“Sempre me agradou o desafio e o exercício de disciplina que é construir um conto genericamente baseado numa experiência pessoal. (…) Sempre me fascinaram os fenómenos inexplicados, o lado mais sombrio da vida.”
As palavras são de Daphne Du Marier e constam da nota ao leitor, escrita em 1987, que precedeu a leitura de “Os Pássaros e Outros Contos Macabros” (Livros do Brasil, 2020), livro onde Daphne dá corpo ao espírito gótico numa selecção de contos onde não há lugar para finais felizes.
Nascida no seio de uma família proeminentemente artística e literária, Daphne nasceu em Londres a 13 de Maio de 1907. Publicou os seus primeiros trabalhos na revista Bystander, o que a levou a assinar contrato com um agente literário. Em 1931 lançou o romance “Apaixonados”, o primeiro de mais de duas dezenas que publicou ao longo da sua carreira literária. Na sua escrita, tal como na de pares como Edgar Allan Poe ou Henry James, dominam os elementos sobrenaturais, bem como o revelar da parte mais negra que alimenta o espírito humano.
“Os Pássaros”, conto que Alfred Hitchcock celebrizou no grande ecrã – apesar de, segundo Daphne, “o cenário tenha sido transferido para a América e a narrativa tenha sofrido alterações” -, foi inspirado pela imagem de um homem a trabalhar o campo, enquanto gaivotas sobrevoavam a sua cabeça. Um conto para o tempo presente, onde domina a inquietação, se impõe o confinamento obrigatório e há também lugar para o negacionismo, uma vez que “as pessoas tinham de passar pelas coisas antes de serem sensíveis a elas”.
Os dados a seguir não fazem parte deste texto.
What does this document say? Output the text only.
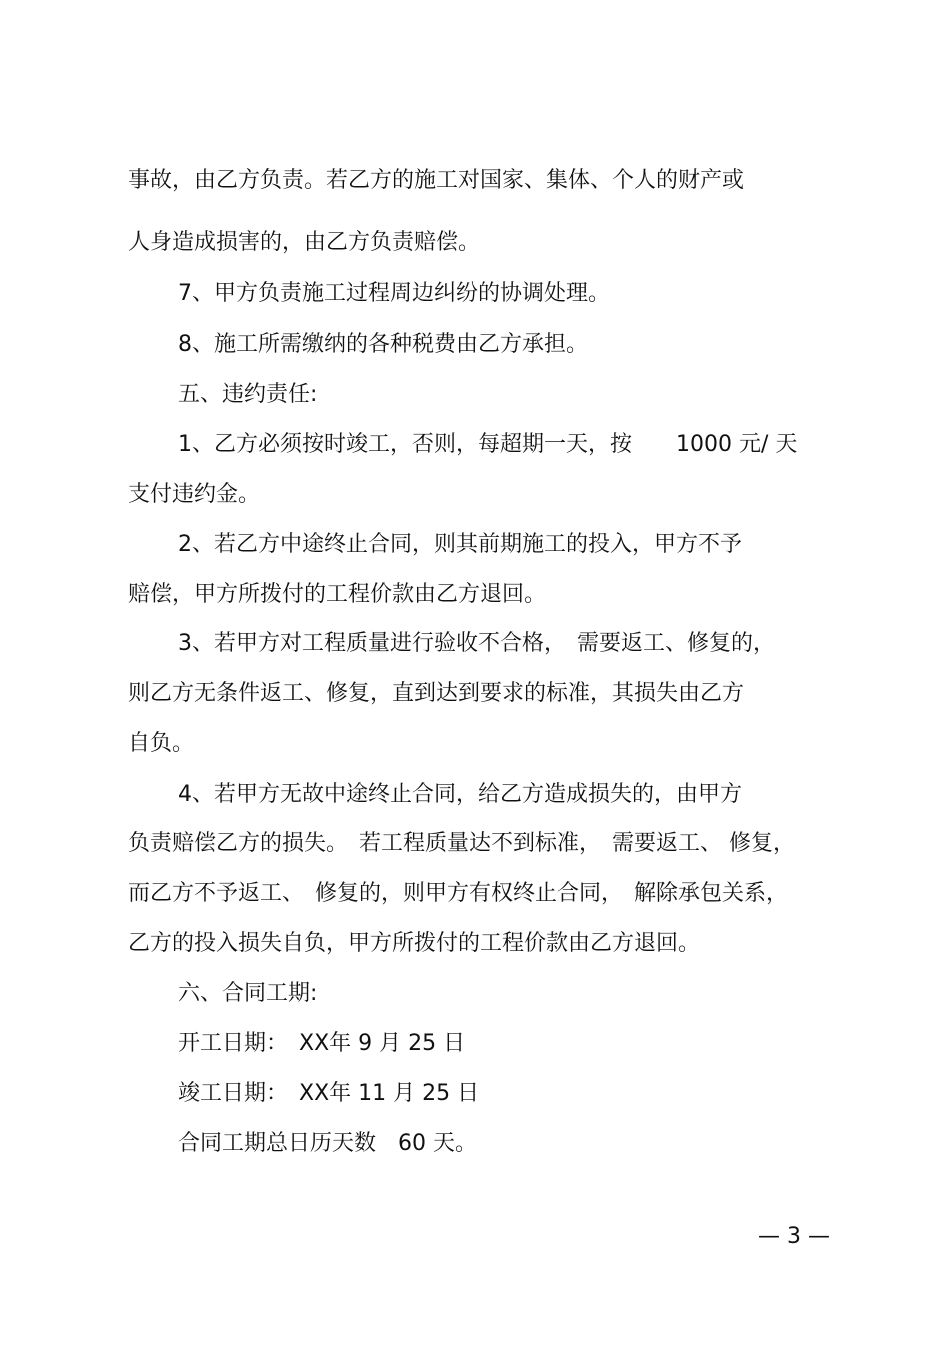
事故，由乙方负责。若乙方的施工对国家、集体、个人的财产或
人身造成损害的，由乙方负责赔偿。
7、甲方负责施工过程周边纠纷的协调处理。
8、施工所需缴纳的各种税费由乙方承担。
五、违约责任:
1、乙方必须按时竣工，否则，每超期一天，按　　1000 元/ 天
支付违约金。
2、若乙方中途终止合同，则其前期施工的投入，甲方不予
赔偿，甲方所拨付的工程价款由乙方退回。
3、若甲方对工程质量进行验收不合格，　需要返工、修复的，
则乙方无条件返工、修复，直到达到要求的标准，其损失由乙方
自负。
4、若甲方无故中途终止合同，给乙方造成损失的，由甲方
负责赔偿乙方的损失。　若工程质量达不到标准，　需要返工、 修复，
而乙方不予返工、　修复的，则甲方有权终止合同，　解除承包关系，
乙方的投入损失自负，甲方所拨付的工程价款由乙方退回。
六、合同工期:
开工日期：　XX年 9 月 25 日
竣工日期：　XX年 11 月 25 日
合同工期总日历天数　60 天。
— 3 —
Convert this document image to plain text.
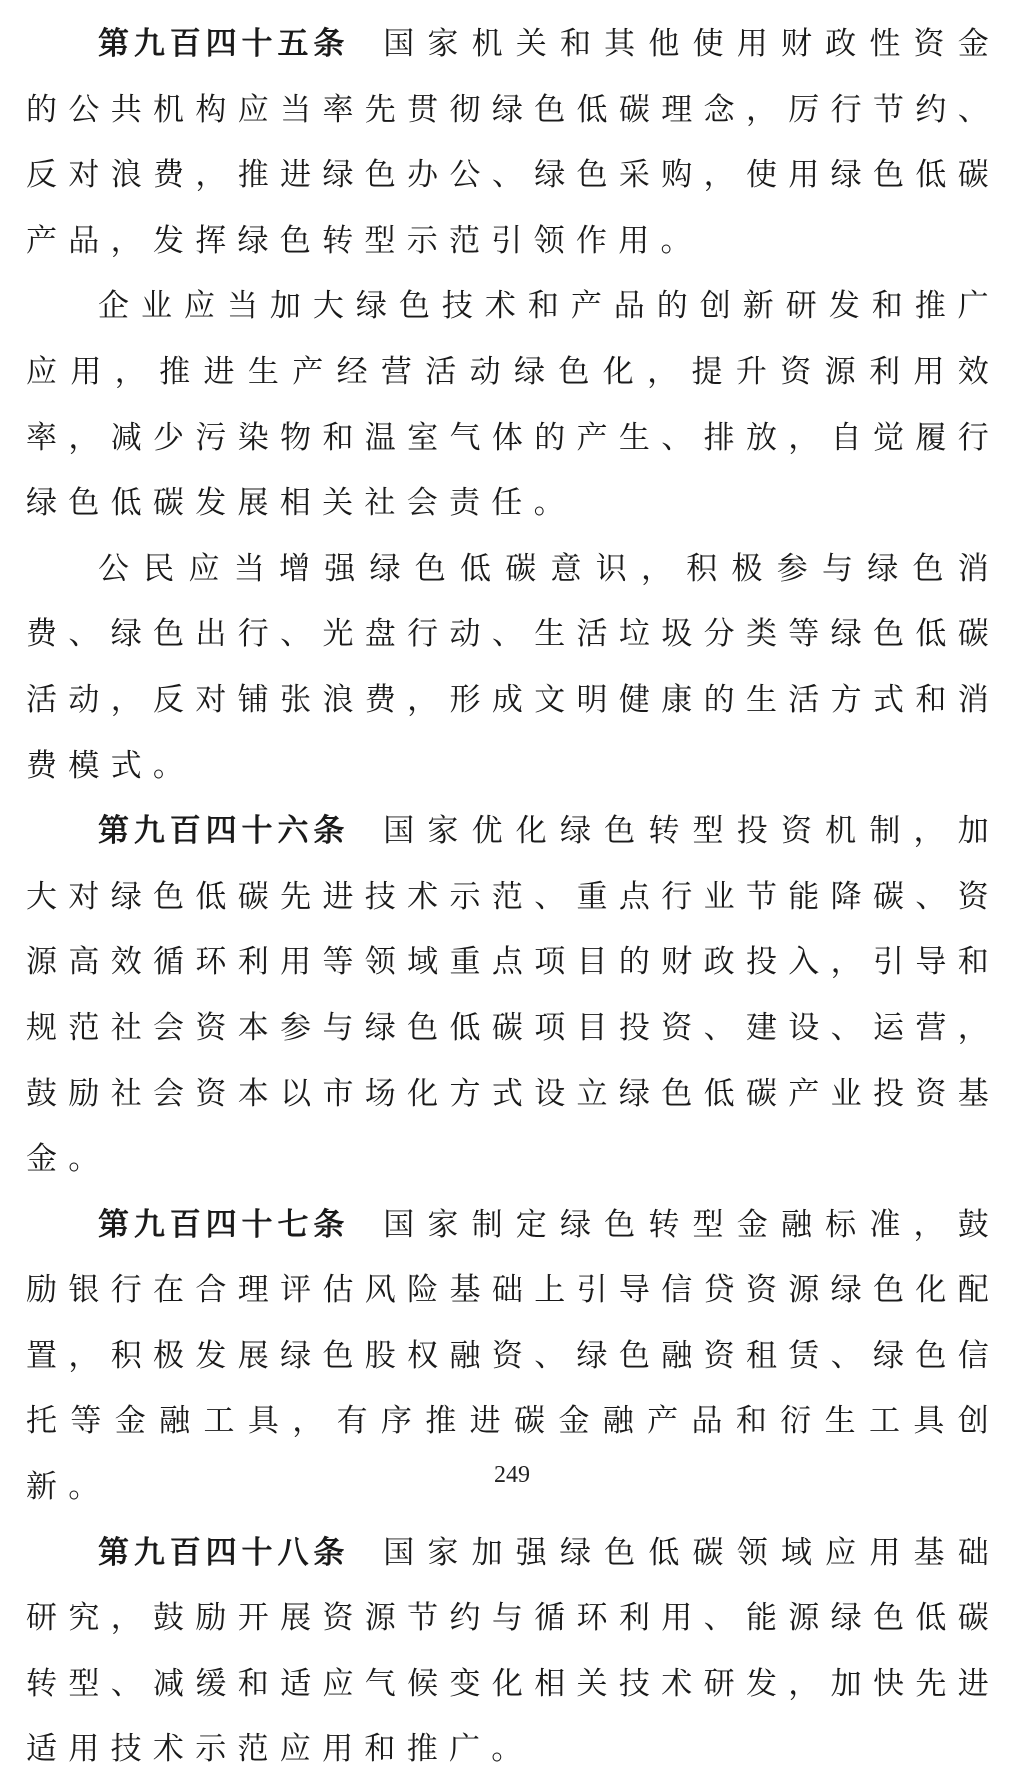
第九百四十五条 国家机关和其他使用财政性资金的公共机构应当率先贯彻绿色低碳理念，厉行节约、反对浪费，推进绿色办公、绿色采购，使用绿色低碳产品，发挥绿色转型示范引领作用。

企业应当加大绿色技术和产品的创新研发和推广应用，推进生产经营活动绿色化，提升资源利用效率，减少污染物和温室气体的产生、排放，自觉履行绿色低碳发展相关社会责任。

公民应当增强绿色低碳意识，积极参与绿色消费、绿色出行、光盘行动、生活垃圾分类等绿色低碳活动，反对铺张浪费，形成文明健康的生活方式和消费模式。

第九百四十六条 国家优化绿色转型投资机制，加大对绿色低碳先进技术示范、重点行业节能降碳、资源高效循环利用等领域重点项目的财政投入，引导和规范社会资本参与绿色低碳项目投资、建设、运营，鼓励社会资本以市场化方式设立绿色低碳产业投资基金。

第九百四十七条 国家制定绿色转型金融标准，鼓励银行在合理评估风险基础上引导信贷资源绿色化配置，积极发展绿色股权融资、绿色融资租赁、绿色信托等金融工具，有序推进碳金融产品和衍生工具创新。

第九百四十八条 国家加强绿色低碳领域应用基础研究，鼓励开展资源节约与循环利用、能源绿色低碳转型、减缓和适应气候变化相关技术研发，加快先进适用技术示范应用和推广。

249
A sua capacidade de pegar em episódios aparentemente banais do quotidiano, deles extraindo e ampliando o seu lado mais negro e inacessível, está bem patente nos outros contos desta edição: “Não olhes agora” leva-nos até Veneza, cidade na qual um casal procura reencontrar-se após um acontecimento traumático para ambos, apenas para darem de caras com a superstição e a inevitabilidade do destino; “A macieira” apresenta-nos a um homem que, durante grande parte da sua vida, foi um pau-mandado da mulher, uma pouco risonha figura que afirmava ter sido “escolhida entre os seus semelhantes para carregar com um fardo impossível”. Alguém que, mesmo do túmulo, parece conseguir tornar amargos os pequenos prazeres do seu homem; em “As lentes azuis”, uma operação milagrosa aos olhos devolve o sentido da vista a uma mulher, com o senão de passar a ver qualquer pessoa com a cabeça de um animal. Um conto que fará as delícias dos maluquinhos das conspirações, e que mostra que as fronteiras entre a verdade e a mentira estão muitas vezes nos detalhes quase invisíveis; ao mesmo tempo que traça um retrato da decadência e do período vitoriano, “O Álibi” dá-nos a conhecer um tipo racista, misógino, xenófobo e assassino em potência, que descobre uma segunda vida nas margens do Tamisa; a fechar temos “Nunca depois da meia-noite”, conto no qual um ex-professor de profissão irá confirmar o mantra que o tem guiado ao longo de uma vida: “Quando uma pessoa se liga a alguém, acontecem sarilhos, e muitas vezes autênticas catástrofes”. Um livro negro para tempos não menos claros.